I think it all comes down to this: one cannot bring one’s condition into a political discussion and then act offended when others specifically address that condition in their counter argument. To do so is dirty intellectual pool, old boy.
Related: Brian Carnell makes the case that Glenn Reynolds’ complicity in this matter is far worse than Newsweek‘s in the Koran-flushing incident, while the reliably libertarian duo of Cox & Forkum weigh in with what I’d call a very childish take on this issue.
UPDATE: I’m beginning to side with Carnell and commenters on Gandelman’s site that Gandelman didn’t even read the original story, instead basing his conclusions upon a wildly inaccurate post over at Crooks & Liars.
UPDATE 2: Just One Minute points out a moving take on the issue by Andrew Sullivan:

The only logical justification is an entirely utilitarian one, in which the use of “lesser” humans for the benefit of more developed ones is justified. But this begs an important question: in our society, there is no fundamental moral consensus any more, especially on contentious issues like these. Under those circumstances, it seems to me that the government should remain as neutral as possible between moral claims. The NYT interprets neutrality as funding embryonic stem cell research. That’s a funny form of neutrality.

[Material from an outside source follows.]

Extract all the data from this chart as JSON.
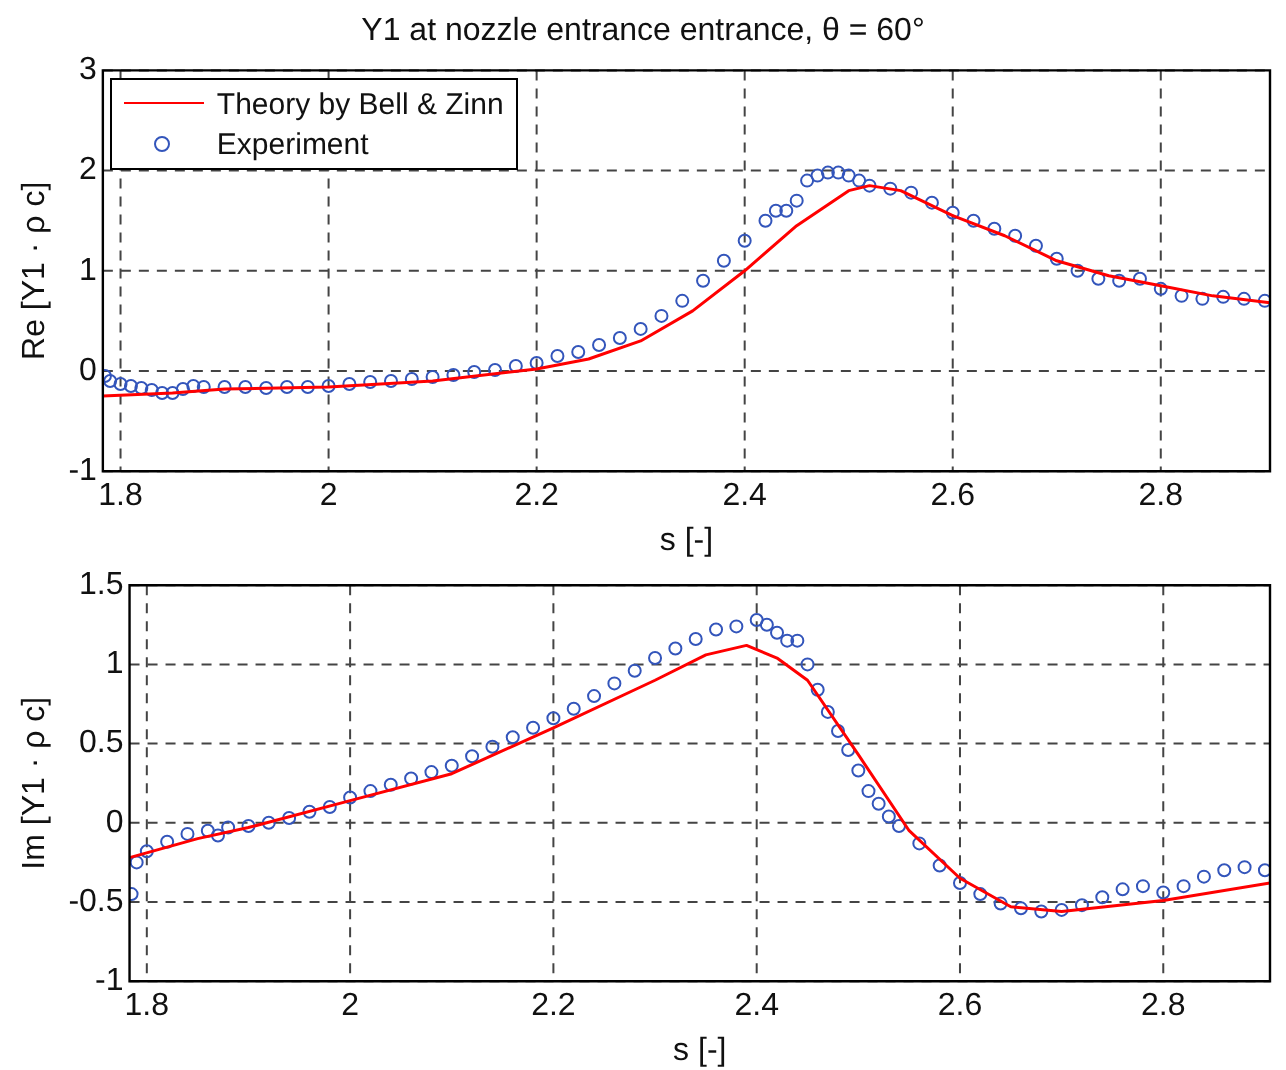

and an exploration of the slippery slope issues represented by Eugene Volokh:

Now of course one can distinguish infanticide from embryocide. I do. There are lots of arguments for drawing such distinctions. (Ms. Jong’s third and fourth paragraphs may be read as offering some, but if so they strike me as quite unpersuasive: That embryos often naturally die is no justification for killing them, just as the historically very high natural infant mortality rates were no justification for deliberate infanticide.)